Sunday
September 21, 2014

As Chinese-run supermarkets change the economic, social landscape

Friday, January 31, 2014

City’s chinos prepare to welcome in year of Wooden Horse

Supermarket workers Becky Li (left) and Cintia Hue came to BA from China’s Fuijan province. “We’ll have a big family party,with lots of seafood," Hue says of her plans for today’s Chinese New Year.
By Jayson McNamara
Herald Staff

For supermarket worker Cintia Hue, 28, it wasn’t the language that stumped her when she first moved here — it was the food.

“When I came to Buenos Aires I hated it, the flavours are very different,” she explained. “But now I do love one thing: asados.”

Hue arrived in Argentina almost nine years ago in search of economic opportunities — more specifically, a job at her brother’s store in the Recoleta neighbourhood, where the Herald also met 23-year-old Becky Li.

“I’m happy in Argentina, because all my family lives here,” commented Li, who nodded alongside Cintia, explaining enthusiastically that they were sisters-in-law.

“Over there, she’s my sister-in-law too,” she added, pointing across to the vegetable section to a girl seen ducking for cover.

Nobody’s likely to be shy tonight when Li and Hue gather with their family for Chinese New Year festivities, which mark the year 4712 — or the Wooden House — in the Chinese calendar.

Ana Kuo from the Chinese Cultural Association of Argentina emphasized that even though supermarket owners and workers may be the most visible part of the community, there’s more to Chinese migrants than just the corner-store “chino.”

“Professionals, investors — not just the supermarkets — are some of the Chinese groups collaborating in the dissimenation of our culture here in Argentina,” she told the Herald.

New Year’s celebrations have become a staple of City life over the past several years, with the Chinese neighbourhood in Belgrano packed to the brim with people eager to see performances and munch away at food throughout the weekend.

“The dragon — he’ll be on his feet the entire festival,” Kuo said.

Fujian Origins

Like many of the new Chinese arrivals to Buenos Aires, Hue and Li — and probably their shy sister-in-law — came from Fujian province on the southeastern coast of mainland China, trailing family connections to find work in the robust Argentine supermarket sector.

Known in Argentine vernacular as chinos, these stores have been nothing short of a phenomenon in recent years, forming an important part of the retail landscape and leading a clear obliteration of the latest immigration data, which in the 2010 Census put the Chinese-born population at a mere 9,000.

“Today we have 10,788 stores in the entire country, directly employing more than 30,000 people within the Chinese community and almost 50,000 Argentines,” said Miguel Calvete, head of Argentine Federation of Chinese Supermarkets and Associations (FESACH).

“The migration accord (signed in 2003 between Argentina and China) facilitated family reunions and meant many relatives of Chinese people who were already here came to Argentina,” he explained. “These relatives needed work.

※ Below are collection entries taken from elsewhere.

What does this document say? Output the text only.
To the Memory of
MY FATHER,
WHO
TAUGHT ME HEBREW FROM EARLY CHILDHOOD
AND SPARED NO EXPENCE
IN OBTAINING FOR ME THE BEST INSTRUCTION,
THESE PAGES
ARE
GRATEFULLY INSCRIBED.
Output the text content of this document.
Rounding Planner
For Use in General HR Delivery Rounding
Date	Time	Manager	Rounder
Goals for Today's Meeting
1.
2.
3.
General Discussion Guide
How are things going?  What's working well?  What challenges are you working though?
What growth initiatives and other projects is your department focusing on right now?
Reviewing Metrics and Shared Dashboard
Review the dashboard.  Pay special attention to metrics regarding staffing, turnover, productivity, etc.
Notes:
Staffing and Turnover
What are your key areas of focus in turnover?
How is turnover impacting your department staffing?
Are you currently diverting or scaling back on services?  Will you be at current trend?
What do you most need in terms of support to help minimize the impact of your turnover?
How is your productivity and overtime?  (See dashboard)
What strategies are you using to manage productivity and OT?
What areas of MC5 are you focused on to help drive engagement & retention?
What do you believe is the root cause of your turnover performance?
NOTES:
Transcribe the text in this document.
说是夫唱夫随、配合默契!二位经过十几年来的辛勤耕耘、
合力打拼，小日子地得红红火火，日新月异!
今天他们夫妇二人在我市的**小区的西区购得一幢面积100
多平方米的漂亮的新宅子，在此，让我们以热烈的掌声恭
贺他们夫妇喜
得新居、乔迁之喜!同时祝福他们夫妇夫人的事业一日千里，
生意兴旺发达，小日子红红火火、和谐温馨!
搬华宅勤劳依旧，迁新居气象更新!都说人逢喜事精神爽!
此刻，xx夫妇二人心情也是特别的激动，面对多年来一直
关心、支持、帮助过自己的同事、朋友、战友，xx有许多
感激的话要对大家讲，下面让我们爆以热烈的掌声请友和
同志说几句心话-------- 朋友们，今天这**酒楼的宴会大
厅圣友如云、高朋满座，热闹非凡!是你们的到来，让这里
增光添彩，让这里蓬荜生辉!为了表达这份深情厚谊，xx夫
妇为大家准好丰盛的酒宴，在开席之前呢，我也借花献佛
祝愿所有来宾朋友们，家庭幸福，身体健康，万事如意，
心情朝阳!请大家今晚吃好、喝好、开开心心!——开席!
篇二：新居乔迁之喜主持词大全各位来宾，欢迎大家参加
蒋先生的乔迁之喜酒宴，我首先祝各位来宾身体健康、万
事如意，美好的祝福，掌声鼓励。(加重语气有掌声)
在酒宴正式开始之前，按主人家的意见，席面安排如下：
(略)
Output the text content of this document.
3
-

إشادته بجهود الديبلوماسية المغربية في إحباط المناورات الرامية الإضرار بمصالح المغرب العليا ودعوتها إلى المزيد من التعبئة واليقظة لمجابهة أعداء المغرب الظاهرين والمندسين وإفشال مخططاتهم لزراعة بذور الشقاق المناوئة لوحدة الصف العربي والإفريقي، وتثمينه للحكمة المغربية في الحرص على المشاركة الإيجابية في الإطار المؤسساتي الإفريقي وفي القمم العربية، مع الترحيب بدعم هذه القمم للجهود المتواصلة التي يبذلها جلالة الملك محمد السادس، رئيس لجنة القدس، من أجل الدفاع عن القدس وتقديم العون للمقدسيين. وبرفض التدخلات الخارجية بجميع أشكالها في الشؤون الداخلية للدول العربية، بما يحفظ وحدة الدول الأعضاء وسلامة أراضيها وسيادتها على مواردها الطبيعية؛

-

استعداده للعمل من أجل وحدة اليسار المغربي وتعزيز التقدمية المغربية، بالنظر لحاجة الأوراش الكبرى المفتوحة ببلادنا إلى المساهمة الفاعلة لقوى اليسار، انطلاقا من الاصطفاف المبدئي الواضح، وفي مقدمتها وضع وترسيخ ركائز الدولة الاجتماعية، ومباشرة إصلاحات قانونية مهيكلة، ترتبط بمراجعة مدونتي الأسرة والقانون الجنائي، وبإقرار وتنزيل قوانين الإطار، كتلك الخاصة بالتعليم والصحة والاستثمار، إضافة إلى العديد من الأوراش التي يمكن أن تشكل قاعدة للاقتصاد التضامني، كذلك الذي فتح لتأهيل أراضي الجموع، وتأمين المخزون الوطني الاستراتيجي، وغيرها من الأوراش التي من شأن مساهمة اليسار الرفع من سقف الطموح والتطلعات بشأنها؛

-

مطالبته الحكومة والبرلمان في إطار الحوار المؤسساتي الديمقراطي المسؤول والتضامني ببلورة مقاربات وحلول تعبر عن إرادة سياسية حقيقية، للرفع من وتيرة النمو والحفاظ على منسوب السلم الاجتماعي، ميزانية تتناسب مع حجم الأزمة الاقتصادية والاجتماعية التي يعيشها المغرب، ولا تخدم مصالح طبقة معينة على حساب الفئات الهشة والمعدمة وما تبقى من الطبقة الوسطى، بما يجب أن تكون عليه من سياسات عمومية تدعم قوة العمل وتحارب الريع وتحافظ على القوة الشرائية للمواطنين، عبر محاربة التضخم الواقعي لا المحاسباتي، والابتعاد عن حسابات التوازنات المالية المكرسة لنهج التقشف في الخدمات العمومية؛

Ultimately more sources of employment had to be created, more workplaces, and so more supermarkets were opened.”

The Chinese stake of the supermarket retail sector is impressive: between 19.8 and 20 percent, Calvete told the Herald.

Changing times

Chinese language teacher Laura Lin has been witnessing the growth of the Chinese community in Buenos Aires from an interesting perspective. She was just six months old in 1979, the year she arrived in Buenos Aires from Taiwan, accompanied by her entire family.

Although once seen as the land of opportunity, Argentina is now more likely to be a temporary stop.

“Most of the Chinese (who come to Argentina) plan to work for around five years, make their money and return to China to have a better and more comfortable life,” she explained. “There are few who actually settle here, who have their families, houses, cars.”

Behind the smiling faces at supermarkets, Lin also indicated that life in Argentina is challenging for recently-arrived Chinese migrants — just as it had been for the Taiwanese community — with many having come from lower socio-economic backgrounds in their homeland.

“The majority of Chinese with supermarkets come from Fujian province, which is a province that is marginalized by the Chinese government and by other provinces.” Lin explained.

“They hope to find something better than in China, but they are quickly baffled by the language, customs, they miss their families, their homes. But at that point there’s no turning back. There’s money to loans to back in China and some end up having to work more than 12 hours a day.”